Auf der Suche nach Google-Kunst und ihren Folgen trifft man zunächst auf ein einziges Wort. Es ist ein komisches Wort – Flarf. Heißt nichts, bedeutet nichts, klingt aber irgendwie flauschig. Flarf. In Deutschland ist Flarf gar nicht weiter bekannt, in den Vereinigten Staaten schon. Da gibt es ein ganzes Flarf-Kollektiv, und es dichtet, meistens mit Hilfe von Google. Vor zehn Jahren kam der New Yorker Comiczeichner und Gelegenheitsdichter Gary Sullivan auf die Idee, das hoffentlich schlechteste Gedicht der Welt bei einem Literaturwettbewerb der Seite poetry.com einzureichen. Es hieß „Mm-hmm“.

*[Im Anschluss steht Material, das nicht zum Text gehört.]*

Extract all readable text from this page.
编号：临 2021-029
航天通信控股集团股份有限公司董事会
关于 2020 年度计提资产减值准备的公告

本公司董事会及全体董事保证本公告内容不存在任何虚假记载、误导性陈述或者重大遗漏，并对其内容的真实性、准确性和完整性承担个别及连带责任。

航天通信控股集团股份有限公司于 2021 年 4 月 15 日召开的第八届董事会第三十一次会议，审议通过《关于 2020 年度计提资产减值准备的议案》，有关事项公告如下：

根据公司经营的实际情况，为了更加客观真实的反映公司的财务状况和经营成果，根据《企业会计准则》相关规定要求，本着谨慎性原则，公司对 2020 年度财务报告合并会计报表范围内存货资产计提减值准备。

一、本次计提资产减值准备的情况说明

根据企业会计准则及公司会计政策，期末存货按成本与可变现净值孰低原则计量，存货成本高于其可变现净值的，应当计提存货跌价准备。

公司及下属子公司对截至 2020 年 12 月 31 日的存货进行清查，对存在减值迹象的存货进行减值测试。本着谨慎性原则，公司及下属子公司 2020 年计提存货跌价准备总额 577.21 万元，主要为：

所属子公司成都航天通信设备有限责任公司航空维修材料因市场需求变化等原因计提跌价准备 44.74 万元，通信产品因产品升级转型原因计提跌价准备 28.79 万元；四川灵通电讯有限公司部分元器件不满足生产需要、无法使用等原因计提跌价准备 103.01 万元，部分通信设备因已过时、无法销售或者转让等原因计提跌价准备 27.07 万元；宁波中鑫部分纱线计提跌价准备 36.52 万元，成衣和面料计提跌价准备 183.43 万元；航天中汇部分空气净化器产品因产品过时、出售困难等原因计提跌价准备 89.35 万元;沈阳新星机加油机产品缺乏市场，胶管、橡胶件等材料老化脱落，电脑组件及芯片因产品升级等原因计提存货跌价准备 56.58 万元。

Er gewann, Flarf war geboren. Von nun an ging es ihm darum, möglichst lustige, politisch inkorrekte, subversive, unflätige, anzügliche – irgendwie jedenfalls unpassende Gedichte zu schreiben. Die Clique seiner Dichterkollegen in New York hielt das für eine zeitgemäße Idee (es war die Bush-Ära) und schloss sich an. Wer von ihnen auf den Namen „Flarf“ kam, weiß Sullivan nicht mehr, aber er definiert es folgendermaßen: „Flarf besitzt die Eigenschaft des Flarfigen.“ Im März 2001 richten sich die Flarfisten eine Mailingliste ein und beginnen, Gedichte hin und her zu schicken, die aus Versatzstücken von Google-Suchergebnissen bestehen. (…)

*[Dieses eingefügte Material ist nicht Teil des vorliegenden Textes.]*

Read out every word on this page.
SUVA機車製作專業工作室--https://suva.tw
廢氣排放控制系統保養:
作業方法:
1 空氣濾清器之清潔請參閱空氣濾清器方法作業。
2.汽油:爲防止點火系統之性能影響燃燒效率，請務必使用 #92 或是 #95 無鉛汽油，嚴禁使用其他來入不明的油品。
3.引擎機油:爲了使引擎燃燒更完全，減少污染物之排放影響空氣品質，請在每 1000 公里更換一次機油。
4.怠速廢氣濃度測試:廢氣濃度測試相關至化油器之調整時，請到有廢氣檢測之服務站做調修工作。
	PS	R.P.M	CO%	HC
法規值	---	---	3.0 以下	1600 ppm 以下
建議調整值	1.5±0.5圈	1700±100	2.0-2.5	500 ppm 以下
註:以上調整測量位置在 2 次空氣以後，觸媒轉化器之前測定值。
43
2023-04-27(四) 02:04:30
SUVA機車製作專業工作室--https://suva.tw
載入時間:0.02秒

Ist Flarf mehr Genie oder bloße Kopie? K. Silem Mohammad sollte zur Beantwortung dieser Frage etwas beitragen können. Er gehört ebenfalls zum Flarf-Kollektiv und ist der Inbegriff des gelehrten Dichters. Mohammad unterrichtet Literatur an der Southern Oregon University, das merkt man. Seine Flarf-Texte sind voller Anspielungen auf Gedichte von Milton, Keats oder Wallace Stevens. Ist Flarf denn akademisch? „Alles ist potentiell akademisch.“ Ist Flarf politisch? „Insofern als seine Mitwirkenden Steuern zahlen und wählen, ja.“ Ist das ganze Flarf-Dichten und -Googeln ein großer ironischer Spaß? „Zu 63,7 Prozent ja.“
Diese mitunter böse Ironie kam nach dem 11. September richtig in Mode. Nach einer mehrwöchigen Ruhepause dichtete man aus Google-Ergebnissen zu George Bush und seiner War-on-terror-Rhetorik böse Spottgedichte. Mittlerweile ist aus den Google-Gedichten der Mailingliste eine Anthologie geworden, die im Herbst dieses Jahres auf den Markt kommt. Die einzelnen Dichter selbst haben längst ganze Bücher mit ihren Gedichtvarianten veröffentlicht. Manche betonen, dass Flarf auch ohne Google-Bruchstücke machbar sei, es gehe ja darum, möglichst skurrile, etwas abartige Texte zu schaffen. Letztes Jahr im Sommer widmete das amerikanische „Poetry Magazine“ dem Kollektiv ein „all flarf issue“. Über Flarf wird sogar promoviert.